イタリア下院、予算案めぐりレッタ内閣を信任

[ローマ 20日 ロイター] -イタリア下院は20日、レッタ政権の信任投票を行い、賛成350票、反対196票で信任案を可決した。信任投票は予算案可決の迅速化のため行われた。

上院は来週23日に同様の信任投票を行う。可決が見込まれることから、予算案が成立する見通し。

レッタ首相はこの日、同予算案について、企業や労働組合が喜ぶ内容ではないが、イタリアの安定に不可欠だと強調した。

予算案によると、財政赤字は今年の国内総生産(GDP)比で、欧州連合(EU)が上限とする3%内ぎりぎりに抑えられる。税率の一部削減とともに国民から不評を買っていた「IMU」と呼ばれる固定資産税が撤廃された。
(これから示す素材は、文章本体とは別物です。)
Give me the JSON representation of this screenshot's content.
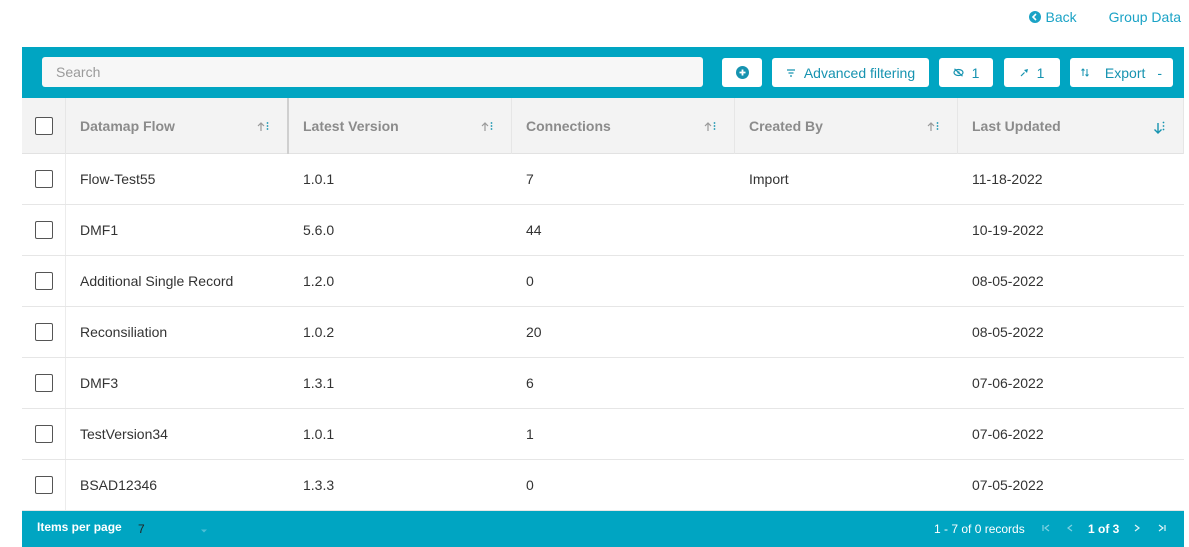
{
  "nav": {
    "back_label": "Back",
    "group_data_label": "Group Data"
  },
  "toolbar": {
    "search_placeholder": "Search",
    "advanced_filtering_label": "Advanced filtering",
    "hidden_count": "1",
    "pinned_count": "1",
    "export_label": "Export",
    "export_suffix": "-"
  },
  "table": {
    "columns": [
      "Datamap Flow",
      "Latest Version",
      "Connections",
      "Created By",
      "Last Updated"
    ],
    "rows": [
      {
        "flow": "Flow-Test55",
        "version": "1.0.1",
        "connections": "7",
        "created_by": "Import",
        "updated": "11-18-2022"
      },
      {
        "flow": "DMF1",
        "version": "5.6.0",
        "connections": "44",
        "created_by": "",
        "updated": "10-19-2022"
      },
      {
        "flow": "Additional Single Record",
        "version": "1.2.0",
        "connections": "0",
        "created_by": "",
        "updated": "08-05-2022"
      },
      {
        "flow": "Reconsiliation",
        "version": "1.0.2",
        "connections": "20",
        "created_by": "",
        "updated": "08-05-2022"
      },
      {
        "flow": "DMF3",
        "version": "1.3.1",
        "connections": "6",
        "created_by": "",
        "updated": "07-06-2022"
      },
      {
        "flow": "TestVersion34",
        "version": "1.0.1",
        "connections": "1",
        "created_by": "",
        "updated": "07-06-2022"
      },
      {
        "flow": "BSAD12346",
        "version": "1.3.3",
        "connections": "0",
        "created_by": "",
        "updated": "07-05-2022"
      }
    ]
  },
  "footer": {
    "items_per_page_label": "Items per page",
    "items_per_page_value": "7",
    "records_text": "1 - 7 of 0 records",
    "page_text": "1 of 3"
  },
  "colors": {
    "accent": "#00a5c2",
    "link": "#1ba3c6"
  },
  "icons": [
    "back-circle-icon",
    "plus-circle-icon",
    "filter-icon",
    "eye-slash-icon",
    "pin-icon",
    "export-icon",
    "sort-asc-icon",
    "sort-desc-icon",
    "kebab-icon",
    "chevron-down-icon",
    "first-page-icon",
    "prev-page-icon",
    "next-page-icon",
    "last-page-icon"
  ]
}
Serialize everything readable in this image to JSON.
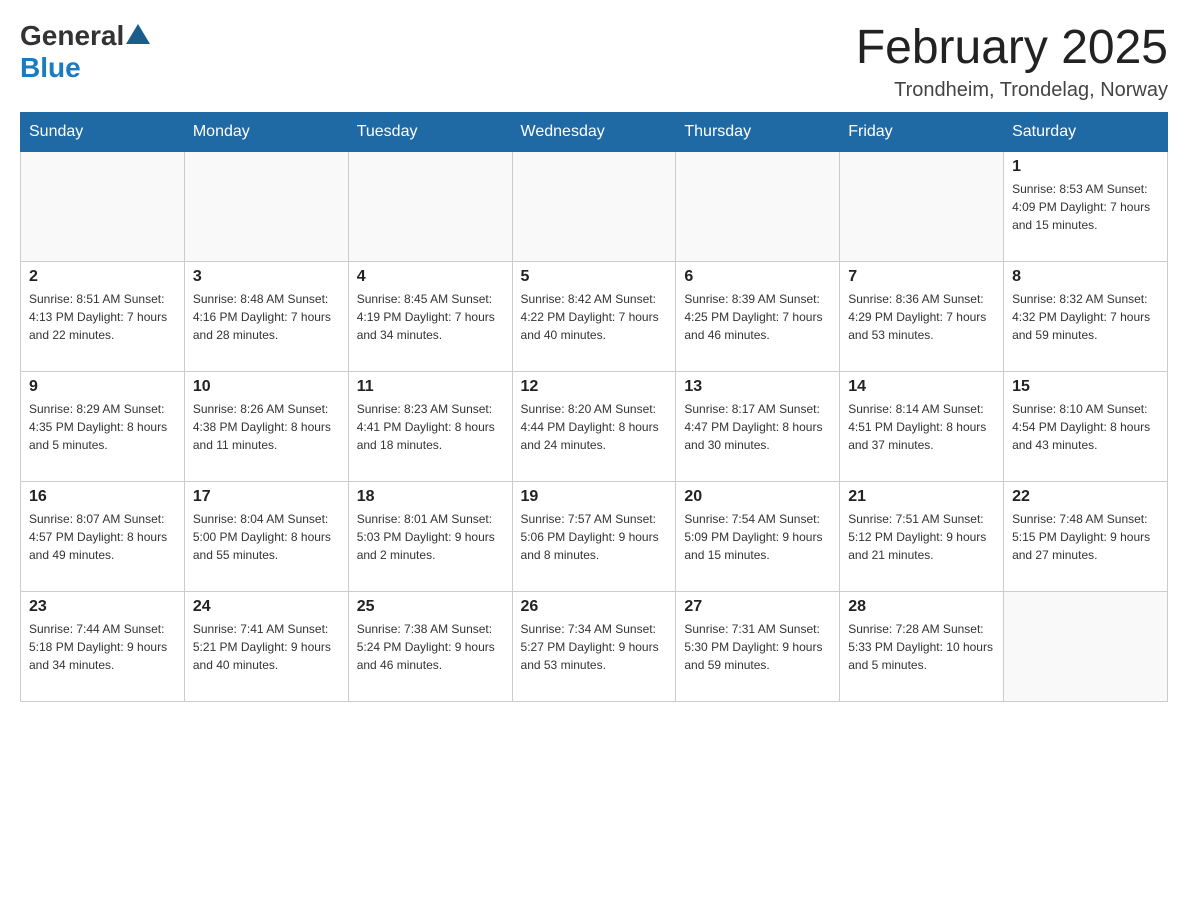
{
  "header": {
    "logo": {
      "general": "General",
      "blue": "Blue"
    },
    "title": "February 2025",
    "location": "Trondheim, Trondelag, Norway"
  },
  "calendar": {
    "weekdays": [
      "Sunday",
      "Monday",
      "Tuesday",
      "Wednesday",
      "Thursday",
      "Friday",
      "Saturday"
    ],
    "weeks": [
      [
        {
          "day": "",
          "info": ""
        },
        {
          "day": "",
          "info": ""
        },
        {
          "day": "",
          "info": ""
        },
        {
          "day": "",
          "info": ""
        },
        {
          "day": "",
          "info": ""
        },
        {
          "day": "",
          "info": ""
        },
        {
          "day": "1",
          "info": "Sunrise: 8:53 AM\nSunset: 4:09 PM\nDaylight: 7 hours\nand 15 minutes."
        }
      ],
      [
        {
          "day": "2",
          "info": "Sunrise: 8:51 AM\nSunset: 4:13 PM\nDaylight: 7 hours\nand 22 minutes."
        },
        {
          "day": "3",
          "info": "Sunrise: 8:48 AM\nSunset: 4:16 PM\nDaylight: 7 hours\nand 28 minutes."
        },
        {
          "day": "4",
          "info": "Sunrise: 8:45 AM\nSunset: 4:19 PM\nDaylight: 7 hours\nand 34 minutes."
        },
        {
          "day": "5",
          "info": "Sunrise: 8:42 AM\nSunset: 4:22 PM\nDaylight: 7 hours\nand 40 minutes."
        },
        {
          "day": "6",
          "info": "Sunrise: 8:39 AM\nSunset: 4:25 PM\nDaylight: 7 hours\nand 46 minutes."
        },
        {
          "day": "7",
          "info": "Sunrise: 8:36 AM\nSunset: 4:29 PM\nDaylight: 7 hours\nand 53 minutes."
        },
        {
          "day": "8",
          "info": "Sunrise: 8:32 AM\nSunset: 4:32 PM\nDaylight: 7 hours\nand 59 minutes."
        }
      ],
      [
        {
          "day": "9",
          "info": "Sunrise: 8:29 AM\nSunset: 4:35 PM\nDaylight: 8 hours\nand 5 minutes."
        },
        {
          "day": "10",
          "info": "Sunrise: 8:26 AM\nSunset: 4:38 PM\nDaylight: 8 hours\nand 11 minutes."
        },
        {
          "day": "11",
          "info": "Sunrise: 8:23 AM\nSunset: 4:41 PM\nDaylight: 8 hours\nand 18 minutes."
        },
        {
          "day": "12",
          "info": "Sunrise: 8:20 AM\nSunset: 4:44 PM\nDaylight: 8 hours\nand 24 minutes."
        },
        {
          "day": "13",
          "info": "Sunrise: 8:17 AM\nSunset: 4:47 PM\nDaylight: 8 hours\nand 30 minutes."
        },
        {
          "day": "14",
          "info": "Sunrise: 8:14 AM\nSunset: 4:51 PM\nDaylight: 8 hours\nand 37 minutes."
        },
        {
          "day": "15",
          "info": "Sunrise: 8:10 AM\nSunset: 4:54 PM\nDaylight: 8 hours\nand 43 minutes."
        }
      ],
      [
        {
          "day": "16",
          "info": "Sunrise: 8:07 AM\nSunset: 4:57 PM\nDaylight: 8 hours\nand 49 minutes."
        },
        {
          "day": "17",
          "info": "Sunrise: 8:04 AM\nSunset: 5:00 PM\nDaylight: 8 hours\nand 55 minutes."
        },
        {
          "day": "18",
          "info": "Sunrise: 8:01 AM\nSunset: 5:03 PM\nDaylight: 9 hours\nand 2 minutes."
        },
        {
          "day": "19",
          "info": "Sunrise: 7:57 AM\nSunset: 5:06 PM\nDaylight: 9 hours\nand 8 minutes."
        },
        {
          "day": "20",
          "info": "Sunrise: 7:54 AM\nSunset: 5:09 PM\nDaylight: 9 hours\nand 15 minutes."
        },
        {
          "day": "21",
          "info": "Sunrise: 7:51 AM\nSunset: 5:12 PM\nDaylight: 9 hours\nand 21 minutes."
        },
        {
          "day": "22",
          "info": "Sunrise: 7:48 AM\nSunset: 5:15 PM\nDaylight: 9 hours\nand 27 minutes."
        }
      ],
      [
        {
          "day": "23",
          "info": "Sunrise: 7:44 AM\nSunset: 5:18 PM\nDaylight: 9 hours\nand 34 minutes."
        },
        {
          "day": "24",
          "info": "Sunrise: 7:41 AM\nSunset: 5:21 PM\nDaylight: 9 hours\nand 40 minutes."
        },
        {
          "day": "25",
          "info": "Sunrise: 7:38 AM\nSunset: 5:24 PM\nDaylight: 9 hours\nand 46 minutes."
        },
        {
          "day": "26",
          "info": "Sunrise: 7:34 AM\nSunset: 5:27 PM\nDaylight: 9 hours\nand 53 minutes."
        },
        {
          "day": "27",
          "info": "Sunrise: 7:31 AM\nSunset: 5:30 PM\nDaylight: 9 hours\nand 59 minutes."
        },
        {
          "day": "28",
          "info": "Sunrise: 7:28 AM\nSunset: 5:33 PM\nDaylight: 10 hours\nand 5 minutes."
        },
        {
          "day": "",
          "info": ""
        }
      ]
    ]
  }
}
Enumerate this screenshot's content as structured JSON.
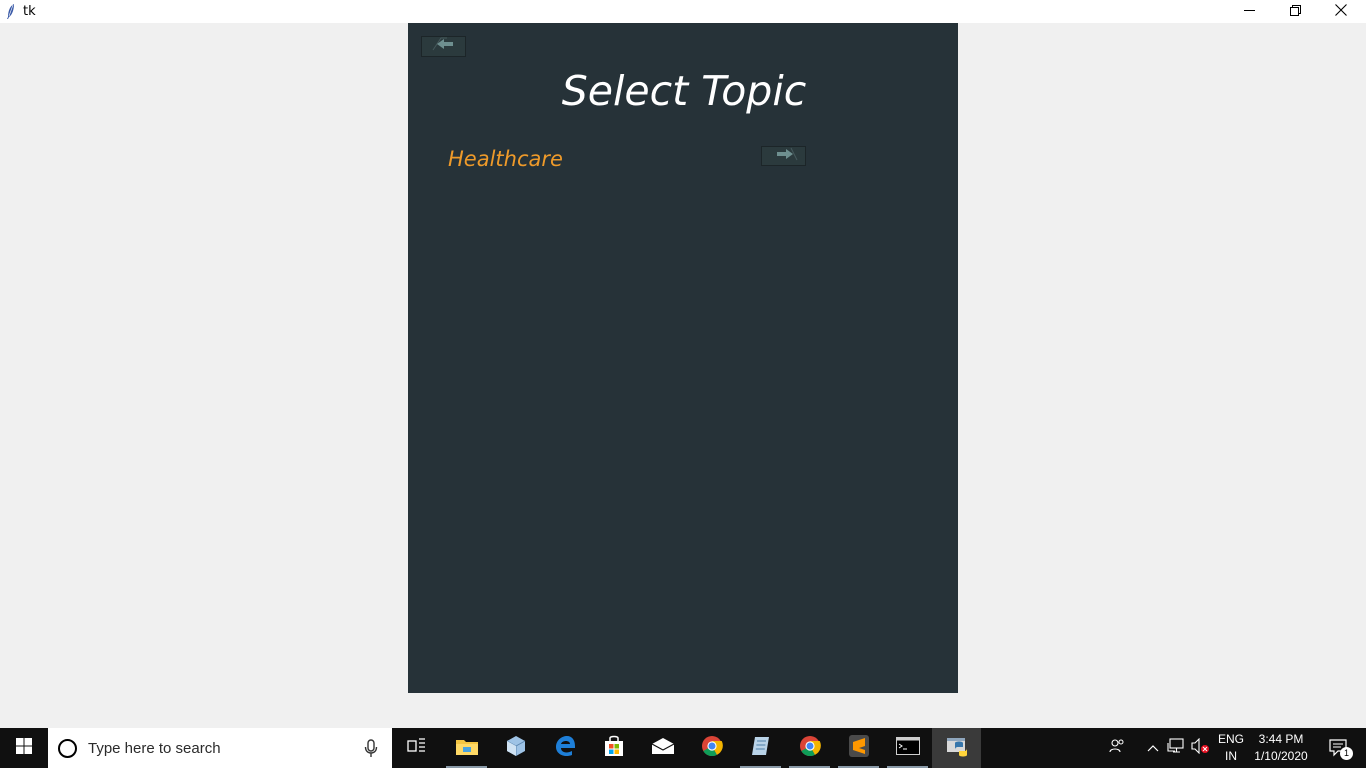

ただ、歳出削減と成長促進の面で十分な措置が盛り込まれていないとの批判がある。

レッタ首相は記者団に対し、「私は船を沈ませるわけにはいかない。国家財政を損ねることなく成長支援策を盛り込みたかった」と述べた。「誰も魔法の杖は持っていない。われわれは紙幣を乱発することはできない」と強調した。

レッタ首相が率いる連立政権は、ベルルスコーニ元首相の陣営が連立を離脱したことを受け、改革案を通過させる道が開かれたと自信を深めている。

予算はこれまでよりやや成長重視となっているが、歳出と歳入の傾向については大きな変更はない。

イタリアの主要経営者団体コンフィンダストリアは、企業の人件費と従業員所得の差である「税による乖離(かいり)」の縮小に政府が力を尽くさなかったと非難している。

政府は財政赤字の対GDP比率が2014年に2.5%と、今年の目標である3%から低下すると予想している。ただ、これには経済成長率が1.1%という前提があり、この前提は楽観的という見方が市場の大勢を占めている。公的債務は今年と来年に、対GDP比で133%近くに膨らむとみられ、ユーロ圏ではギリシャに次いで2番目に高い水準となる。